Our Policy
National juvenile justice data collection efforts should minimize respondent burden while maximizing data collected. The data collector should disseminate the results of the data collection not only to researchers but to the data providers and broadly to the public.
Our Work
The National Juvenile Court Data Archive (Archive) dates back to the 1920s and is the second oldest justice system data collection effort in the country. Since 1975, the NCJFCJ’s research arm, the National Center for Juvenile Justice (NCJJ), has been responsible for the Archive funded through grants from the Office of Juvenile Justice and Delinquency Prevention (OJJDP) now managed by the National Institute of Justice (NIJ). The Archive collects data from juvenile court and juvenile justice agency information systems and produces national estimates of juvenile court case processing of youth charged with law-violating behavior. The Archive has increased coverage of the data on which national estimates of juvenile court delinquency caseloads are based—from 61% in 1984 to nearly 90% today. The increased coverage reflects increased juvenile court/juvenile justice agency automation nationwide.
Our Results
Each year the Archive publishes Juvenile Court Statistics, which profiles the delinquency cases processed by courts with juvenile jurisdiction. The report also tracks trends in delinquency and petitioned status offense cases over several decades.

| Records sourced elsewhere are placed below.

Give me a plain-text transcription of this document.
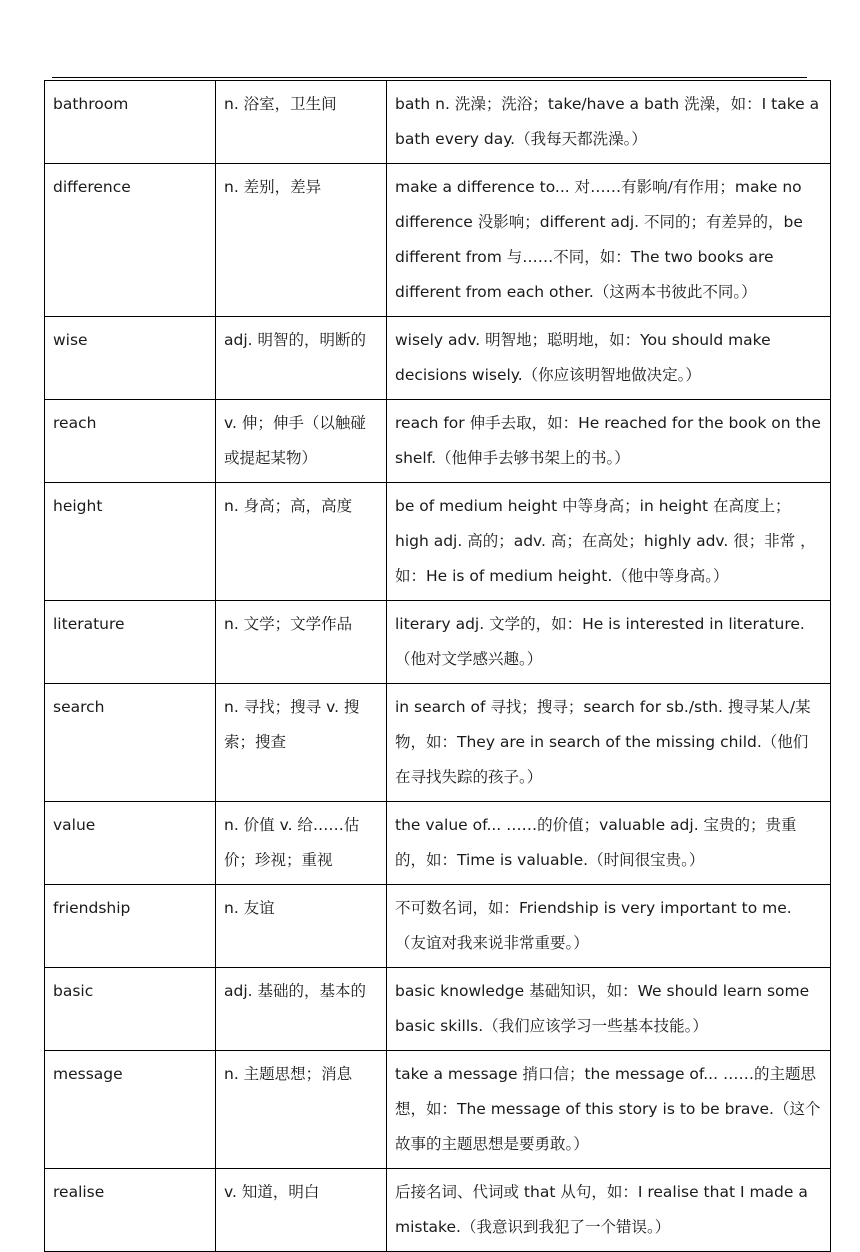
bathroom	n. 浴室，卫生间	bath n. 洗澡；洗浴；take/have a bath 洗澡，如：I take a bath every day.（我每天都洗澡。）

difference	n. 差别，差异	make a difference to... 对……有影响/有作用；make no difference 没影响；different adj. 不同的；有差异的，be different from 与……不同，如：The two books are different from each other.（这两本书彼此不同。）

wise	adj. 明智的，明断的	wisely adv. 明智地；聪明地，如：You should make decisions wisely.（你应该明智地做决定。）

reach	v. 伸；伸手（以触碰或提起某物）	reach for 伸手去取，如：He reached for the book on the shelf.（他伸手去够书架上的书。）

height	n. 身高；高，高度	be of medium height 中等身高；in height 在高度上；high adj. 高的；adv. 高；在高处；highly adv. 很；非常 ，如：He is of medium height.（他中等身高。）

literature	n. 文学；文学作品	literary adj. 文学的，如：He is interested in literature.（他对文学感兴趣。）

search	n. 寻找；搜寻 v. 搜索；搜查	in search of 寻找；搜寻；search for sb./sth. 搜寻某人/某物，如：They are in search of the missing child.（他们在寻找失踪的孩子。）

value	n. 价值 v. 给……估价；珍视；重视	the value of... ……的价值；valuable adj. 宝贵的；贵重的，如：Time is valuable.（时间很宝贵。）

friendship	n. 友谊	不可数名词，如：Friendship is very important to me.（友谊对我来说非常重要。）

basic	adj. 基础的，基本的	basic knowledge 基础知识，如：We should learn some basic skills.（我们应该学习一些基本技能。）

message	n. 主题思想；消息	take a message 捎口信；the message of... ……的主题思想，如：The message of this story is to be brave.（这个故事的主题思想是要勇敢。）

realise	v. 知道，明白	后接名词、代词或 that 从句，如：I realise that I made a mistake.（我意识到我犯了一个错误。）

Data include the volume of cases, demographics of juveniles involved, and offenses charged. These data are also made publicly available through OJJDP’s Statistical Briefing Book. The result is also an Archive with hundreds of unique case-level jurisdiction-specific data files that have been used in scores of research studies, including work by some of the best-known researchers in the field (such as John Laub, former director of the National Institute of Justice). The Archive approach to data collection is now being modeled by the Bureau of Justice Statistics for some of its court data collections—the goal being to obtain maximal results with a reduced respondent burden.
Our Vision
OJJDP’s program plan includes the Archive as one of its core National Juvenile Justice Data Collections. Congress appropriates funding to support juvenile court and justice agency information systems and data analysis improvements at the state and county levels. The NCJFCJ recommends setting aside federal court improvement funds to support information systems and data analysis improvements.